Guy is a chartered aeronautical and mechanical engineer with extensive experience across aircraft design, certification, operations and testing. He also holds a Commercial Pilots Licence with test pilot and instructor qualifications and has flown over 1900 hours in 110 aircraft types from microlights to fast jets.
Professionally, Guy delivers research programmes at Cranfield University in the overlap between aeronautical engineering and environmental science. He is also a published author of many works on aviation safety related topics.
On Monday evening, Guy repositioned a PA-28 (G-BTNT) from Cranfield to Halfpenny Green airport, Wolverhampton and filed an IFR (Instrument Flight Rules) flight plan in readiness for Tuesday’s mission. Pre-flight checks began at 08:30 on Tuesday morning and the FMT samples arrived by Blood Bike shortly before 09:00. The Warrior was airborne by 09:16 and a climb to the planned cruising altitude of 8,000 feet was swiftly expedited by Air Traffic Controllers who understood the urgency of the mission.
Guy routed North towards Stoke on Trent before turning North-West and coasted out at West Kirby on The Wirral at 10:04. Some 50 minutes later, the Warrior passed overhead Port St Mary on the South-West peninsula of the Isle of Man, and from there Guy continued on track to Belfast Lough before turning on to his final approach into George Best Belfast City Airport.

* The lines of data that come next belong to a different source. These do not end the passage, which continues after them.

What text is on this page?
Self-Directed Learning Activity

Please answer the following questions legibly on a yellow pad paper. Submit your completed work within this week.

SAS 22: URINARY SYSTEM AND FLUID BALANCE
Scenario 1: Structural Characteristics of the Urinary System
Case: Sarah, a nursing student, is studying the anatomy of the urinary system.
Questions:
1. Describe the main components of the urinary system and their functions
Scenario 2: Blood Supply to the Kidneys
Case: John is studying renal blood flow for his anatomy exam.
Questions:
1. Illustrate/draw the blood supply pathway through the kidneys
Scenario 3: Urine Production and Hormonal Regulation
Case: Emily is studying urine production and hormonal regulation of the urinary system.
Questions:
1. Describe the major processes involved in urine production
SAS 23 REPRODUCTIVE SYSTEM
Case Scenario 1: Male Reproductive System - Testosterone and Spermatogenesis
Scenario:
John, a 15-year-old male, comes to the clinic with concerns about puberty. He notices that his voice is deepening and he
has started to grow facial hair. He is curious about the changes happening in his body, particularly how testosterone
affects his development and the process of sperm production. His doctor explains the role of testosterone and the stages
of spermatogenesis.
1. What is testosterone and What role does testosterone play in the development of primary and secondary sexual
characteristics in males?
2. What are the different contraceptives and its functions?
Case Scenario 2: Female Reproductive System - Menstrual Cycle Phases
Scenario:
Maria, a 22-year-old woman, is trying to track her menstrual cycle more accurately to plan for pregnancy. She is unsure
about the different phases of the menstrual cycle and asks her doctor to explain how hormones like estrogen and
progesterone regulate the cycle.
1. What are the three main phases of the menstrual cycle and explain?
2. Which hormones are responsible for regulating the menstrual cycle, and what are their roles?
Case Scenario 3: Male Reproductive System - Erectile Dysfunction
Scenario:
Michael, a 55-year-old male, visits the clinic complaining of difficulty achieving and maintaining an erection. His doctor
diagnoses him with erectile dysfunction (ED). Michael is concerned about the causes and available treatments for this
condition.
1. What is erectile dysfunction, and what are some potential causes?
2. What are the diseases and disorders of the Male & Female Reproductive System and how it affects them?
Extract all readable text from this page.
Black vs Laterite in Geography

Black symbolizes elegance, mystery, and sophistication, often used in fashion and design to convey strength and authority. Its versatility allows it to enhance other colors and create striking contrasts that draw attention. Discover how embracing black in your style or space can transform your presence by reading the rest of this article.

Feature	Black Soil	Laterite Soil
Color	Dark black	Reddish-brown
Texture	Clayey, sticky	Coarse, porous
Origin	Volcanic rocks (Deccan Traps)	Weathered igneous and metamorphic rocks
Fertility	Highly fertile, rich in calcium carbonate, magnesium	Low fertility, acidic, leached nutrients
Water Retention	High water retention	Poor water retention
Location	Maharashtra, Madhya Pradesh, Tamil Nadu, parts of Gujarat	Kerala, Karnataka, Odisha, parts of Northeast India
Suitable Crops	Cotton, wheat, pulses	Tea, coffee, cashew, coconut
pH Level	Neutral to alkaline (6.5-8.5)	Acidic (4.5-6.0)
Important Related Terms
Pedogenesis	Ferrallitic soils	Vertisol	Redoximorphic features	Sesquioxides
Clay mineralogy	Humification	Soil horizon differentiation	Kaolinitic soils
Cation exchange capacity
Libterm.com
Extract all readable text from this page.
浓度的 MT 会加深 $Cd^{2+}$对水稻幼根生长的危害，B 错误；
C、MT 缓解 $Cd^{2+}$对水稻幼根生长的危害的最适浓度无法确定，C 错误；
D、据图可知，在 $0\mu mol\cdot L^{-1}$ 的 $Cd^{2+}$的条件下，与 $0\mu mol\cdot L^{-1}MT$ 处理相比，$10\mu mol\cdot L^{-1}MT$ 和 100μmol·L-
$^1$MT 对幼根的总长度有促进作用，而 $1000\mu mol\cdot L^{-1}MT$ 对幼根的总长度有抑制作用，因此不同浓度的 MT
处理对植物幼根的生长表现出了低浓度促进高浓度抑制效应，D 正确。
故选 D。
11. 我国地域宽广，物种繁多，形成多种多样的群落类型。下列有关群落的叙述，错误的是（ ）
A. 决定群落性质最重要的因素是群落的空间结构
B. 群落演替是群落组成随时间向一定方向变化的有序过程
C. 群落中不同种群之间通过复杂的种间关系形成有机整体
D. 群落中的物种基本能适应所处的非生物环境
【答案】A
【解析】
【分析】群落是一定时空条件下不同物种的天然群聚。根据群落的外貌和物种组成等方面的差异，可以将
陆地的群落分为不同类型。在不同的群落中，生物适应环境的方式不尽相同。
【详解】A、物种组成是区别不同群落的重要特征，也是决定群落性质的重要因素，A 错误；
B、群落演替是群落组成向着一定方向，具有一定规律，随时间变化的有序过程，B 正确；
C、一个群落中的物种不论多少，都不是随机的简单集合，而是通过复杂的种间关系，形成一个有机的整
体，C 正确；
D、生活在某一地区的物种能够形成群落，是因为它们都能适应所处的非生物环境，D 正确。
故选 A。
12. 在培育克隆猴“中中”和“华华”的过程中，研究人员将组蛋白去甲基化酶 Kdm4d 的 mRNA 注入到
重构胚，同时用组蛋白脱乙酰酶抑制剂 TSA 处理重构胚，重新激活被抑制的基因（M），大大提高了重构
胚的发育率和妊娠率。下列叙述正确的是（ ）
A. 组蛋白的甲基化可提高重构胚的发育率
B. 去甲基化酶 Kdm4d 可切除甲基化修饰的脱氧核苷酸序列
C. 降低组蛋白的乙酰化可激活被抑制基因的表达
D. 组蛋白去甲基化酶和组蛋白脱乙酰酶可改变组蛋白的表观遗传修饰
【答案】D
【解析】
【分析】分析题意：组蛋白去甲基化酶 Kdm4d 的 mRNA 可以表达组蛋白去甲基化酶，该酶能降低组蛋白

He was provided with a Radar Vectored ILS (Instrument Landing System) approach by helpful Air Traffic Controllers and landed the Piper Warrior on Runway 22 at 11:36.
In recognition of the urgent nature of the endeavour, Belfast City Airport Handling Agents AVFlight expedited Guy’s arrival procedures and the PA 28 was swiftly marshalled to an apron location where a motorbike was waiting to relay the precious cargo to the Mater Infirmorum hospital in the City Centre.
Guy was particularly grateful for the support of AVFlight. “Not only did they waive the usual fees, but AVFlight managed the Belfast Airport part of the operation so that I was able to deliver the package into the hands of the Community Rescue Service rider within 5 minutes of landing! That’s pretty impressive at a busy international airport”.
The FMT material was rushed the 4.7 miles from George Best Airport to “The Mater” arriving shortly before 12:00 noon. All in all, not a bad morning’s work for Civil Air Support, Blood Bikes and the Community Rescue Service, proving once again (if there were ever any doubt) that ‘the whole is greater than the sum of the parts!’